A cela s’ajoute des activités sportives de groupe. Des cours d’équilibre et postures, de renforcement musculaire, de travail cardio ou encore de relaxation sont organisés une fois par jour par des coachs sportifs tous titulaires d’un diplôme Staps Activités physiques adaptées.

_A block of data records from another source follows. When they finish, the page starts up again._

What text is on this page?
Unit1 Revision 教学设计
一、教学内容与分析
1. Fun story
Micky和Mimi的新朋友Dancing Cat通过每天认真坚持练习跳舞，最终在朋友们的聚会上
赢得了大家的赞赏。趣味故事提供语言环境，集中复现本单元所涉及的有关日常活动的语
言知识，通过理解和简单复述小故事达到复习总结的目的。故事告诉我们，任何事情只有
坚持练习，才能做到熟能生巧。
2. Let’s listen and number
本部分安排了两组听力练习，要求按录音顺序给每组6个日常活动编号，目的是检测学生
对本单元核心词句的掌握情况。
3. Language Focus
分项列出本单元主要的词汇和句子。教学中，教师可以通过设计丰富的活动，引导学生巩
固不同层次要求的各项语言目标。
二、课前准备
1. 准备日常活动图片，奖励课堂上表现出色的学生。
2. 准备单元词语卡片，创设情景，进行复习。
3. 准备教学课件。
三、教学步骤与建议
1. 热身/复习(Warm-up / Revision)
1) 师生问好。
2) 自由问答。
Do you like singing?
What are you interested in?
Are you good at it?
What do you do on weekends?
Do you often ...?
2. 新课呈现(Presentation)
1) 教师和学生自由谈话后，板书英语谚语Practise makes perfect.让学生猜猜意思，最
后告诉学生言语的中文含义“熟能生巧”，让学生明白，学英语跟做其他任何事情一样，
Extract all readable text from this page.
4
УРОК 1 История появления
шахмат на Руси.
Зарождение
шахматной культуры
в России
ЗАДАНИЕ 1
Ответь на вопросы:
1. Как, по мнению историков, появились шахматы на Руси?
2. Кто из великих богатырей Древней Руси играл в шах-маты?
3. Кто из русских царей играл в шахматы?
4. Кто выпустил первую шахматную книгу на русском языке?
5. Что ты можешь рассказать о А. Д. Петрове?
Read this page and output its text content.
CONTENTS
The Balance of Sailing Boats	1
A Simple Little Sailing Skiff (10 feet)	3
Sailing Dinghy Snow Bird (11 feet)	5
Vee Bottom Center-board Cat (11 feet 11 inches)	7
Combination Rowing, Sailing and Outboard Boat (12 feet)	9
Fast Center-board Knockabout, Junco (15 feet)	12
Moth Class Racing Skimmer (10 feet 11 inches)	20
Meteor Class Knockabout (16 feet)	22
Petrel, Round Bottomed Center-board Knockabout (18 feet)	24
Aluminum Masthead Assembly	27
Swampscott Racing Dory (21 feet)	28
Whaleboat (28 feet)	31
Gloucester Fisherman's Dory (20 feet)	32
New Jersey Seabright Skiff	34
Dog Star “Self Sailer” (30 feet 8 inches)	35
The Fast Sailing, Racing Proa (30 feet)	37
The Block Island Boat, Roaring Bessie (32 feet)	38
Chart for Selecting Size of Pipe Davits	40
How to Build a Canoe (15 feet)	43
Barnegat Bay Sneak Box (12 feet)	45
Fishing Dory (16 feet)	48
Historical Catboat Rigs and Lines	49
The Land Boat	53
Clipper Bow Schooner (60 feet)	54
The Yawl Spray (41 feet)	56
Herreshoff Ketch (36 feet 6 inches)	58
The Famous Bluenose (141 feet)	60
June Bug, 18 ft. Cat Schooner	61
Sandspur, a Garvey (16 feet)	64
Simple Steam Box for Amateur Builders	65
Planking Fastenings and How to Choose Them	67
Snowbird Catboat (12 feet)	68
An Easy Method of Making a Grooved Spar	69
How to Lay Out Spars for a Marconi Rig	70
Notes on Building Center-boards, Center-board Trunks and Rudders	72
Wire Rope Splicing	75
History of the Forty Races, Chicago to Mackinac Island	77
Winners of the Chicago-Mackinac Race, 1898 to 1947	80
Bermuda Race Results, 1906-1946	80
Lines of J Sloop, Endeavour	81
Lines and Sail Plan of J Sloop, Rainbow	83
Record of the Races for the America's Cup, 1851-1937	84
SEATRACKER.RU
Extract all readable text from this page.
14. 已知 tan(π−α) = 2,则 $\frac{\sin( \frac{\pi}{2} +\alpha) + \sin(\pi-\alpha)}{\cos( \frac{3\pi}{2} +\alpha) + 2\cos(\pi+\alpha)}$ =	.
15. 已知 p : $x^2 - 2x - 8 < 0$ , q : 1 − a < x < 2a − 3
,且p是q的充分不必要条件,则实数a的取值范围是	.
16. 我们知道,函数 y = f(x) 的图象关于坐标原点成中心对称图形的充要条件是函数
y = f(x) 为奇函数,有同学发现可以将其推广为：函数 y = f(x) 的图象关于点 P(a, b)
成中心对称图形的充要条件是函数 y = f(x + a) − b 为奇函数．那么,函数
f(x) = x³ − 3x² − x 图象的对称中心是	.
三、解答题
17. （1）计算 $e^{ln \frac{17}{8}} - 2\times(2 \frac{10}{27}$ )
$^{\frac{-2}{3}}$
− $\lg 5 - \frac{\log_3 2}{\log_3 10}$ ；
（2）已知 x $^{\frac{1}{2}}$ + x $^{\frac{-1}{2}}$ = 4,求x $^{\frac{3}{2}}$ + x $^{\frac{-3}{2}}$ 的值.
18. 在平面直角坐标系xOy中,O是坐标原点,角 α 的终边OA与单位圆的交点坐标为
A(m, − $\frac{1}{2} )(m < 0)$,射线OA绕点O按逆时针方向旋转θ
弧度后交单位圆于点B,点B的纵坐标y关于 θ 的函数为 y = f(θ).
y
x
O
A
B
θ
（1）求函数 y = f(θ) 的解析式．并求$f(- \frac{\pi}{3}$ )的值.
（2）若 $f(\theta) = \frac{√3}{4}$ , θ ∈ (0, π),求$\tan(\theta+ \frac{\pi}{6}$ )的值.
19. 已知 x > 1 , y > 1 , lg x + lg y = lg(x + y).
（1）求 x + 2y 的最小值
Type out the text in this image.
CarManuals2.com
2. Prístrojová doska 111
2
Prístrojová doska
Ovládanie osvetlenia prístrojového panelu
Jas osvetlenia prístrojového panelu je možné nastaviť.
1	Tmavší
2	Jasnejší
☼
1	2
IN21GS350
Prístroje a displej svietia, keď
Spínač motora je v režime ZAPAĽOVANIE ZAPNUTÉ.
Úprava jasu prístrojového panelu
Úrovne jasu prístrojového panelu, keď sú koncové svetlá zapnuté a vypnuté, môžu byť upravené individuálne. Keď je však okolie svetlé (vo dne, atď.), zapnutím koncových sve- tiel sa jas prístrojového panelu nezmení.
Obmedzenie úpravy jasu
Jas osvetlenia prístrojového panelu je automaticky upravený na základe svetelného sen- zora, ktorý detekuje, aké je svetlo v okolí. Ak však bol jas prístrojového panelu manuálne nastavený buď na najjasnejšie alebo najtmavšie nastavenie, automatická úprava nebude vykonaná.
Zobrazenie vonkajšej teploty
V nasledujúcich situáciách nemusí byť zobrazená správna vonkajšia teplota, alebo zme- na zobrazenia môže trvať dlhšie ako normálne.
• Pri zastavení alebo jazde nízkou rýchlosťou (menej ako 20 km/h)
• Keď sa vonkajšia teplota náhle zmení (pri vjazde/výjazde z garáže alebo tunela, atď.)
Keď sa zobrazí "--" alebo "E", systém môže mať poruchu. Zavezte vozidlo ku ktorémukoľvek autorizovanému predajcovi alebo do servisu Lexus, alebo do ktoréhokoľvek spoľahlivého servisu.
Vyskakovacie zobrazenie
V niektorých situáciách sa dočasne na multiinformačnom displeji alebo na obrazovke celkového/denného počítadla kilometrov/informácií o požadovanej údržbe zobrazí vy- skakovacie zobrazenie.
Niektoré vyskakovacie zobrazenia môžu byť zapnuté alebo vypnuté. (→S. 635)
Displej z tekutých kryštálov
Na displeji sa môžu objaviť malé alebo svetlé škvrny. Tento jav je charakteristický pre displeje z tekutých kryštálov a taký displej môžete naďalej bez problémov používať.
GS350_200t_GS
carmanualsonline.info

Sans contraintes…juste un lieu qui donne envie
Mais les seniors peuvent aussi réserver des activités individuelles ou tout simplement venir dans le grand espace convivial en accès libre. « Cette salle est très importante à nos yeux. Aujourd’hui lorsqu’on propose un atelier, on ne conçoit pas qu’un membre y assiste puis s’en aille. L’idée est de pouvoir profiter de l’espace pour discuter avec les autres, échanger sur un atelier ou la crainte d’assister à une activité physique par exemple. Nous voulons que ce soit un espace « repère » dans le quartier. L’idée c’est bien que le partage se fasse naturellement et que les membres s’inspirent entre eux », argue Benjamin Patat. Ainsi, de manière inconsciente le plus souvent, les seniors vont entreprendre des actions qui vont leur permettre de rester en forme, vifs, indépendants et connectés aux autres.
Pensé comme un lieu pour tous les seniors, le système d’adhésion a aussi été réfléchi pour ne pas être contraignant. Aussi les personnes peuvent-elles profiter de la salle commune, des ateliers ou des activités individuelles en réglant une cotisation annuelle de 15 euros puis en payant à la carte. Elles peuvent aussi opter pour un engagement mensuel. L’offre temps plein en solo (125 euros) ou en duo (150 euros), comprend 3 ateliers à choisir parmi les activités créatives, numériques ou physiques, la consommation de boissons chaudes et froides, et le libre accès à tous les autres espaces. Et l’offre temps partiel (75 euros) se limite au choix de trois ateliers et à l’accès à l’espace convivial, les autres espaces de pratique individuelle pouvant être réservés moyennant un paiement à la carte.
Après quelques semaines, les retours sont excellents. Le lieu plait beaucoup et compte déjà une dizaine de membres, âgés entre 60 et 85 ans. « A notre époque, il y a clairement de la place pour ce type de lieux, estime finalement Benjamin Patat. Nous allons laisser passer la première année pour éprouver le concept, et faire qu’une communauté de personnes se construise et s’empare du lieu. Et si cela fonctionne, il faudra assurément en créer d’autres en ville, et pourquoi pas adapter le concept en milieu rural ».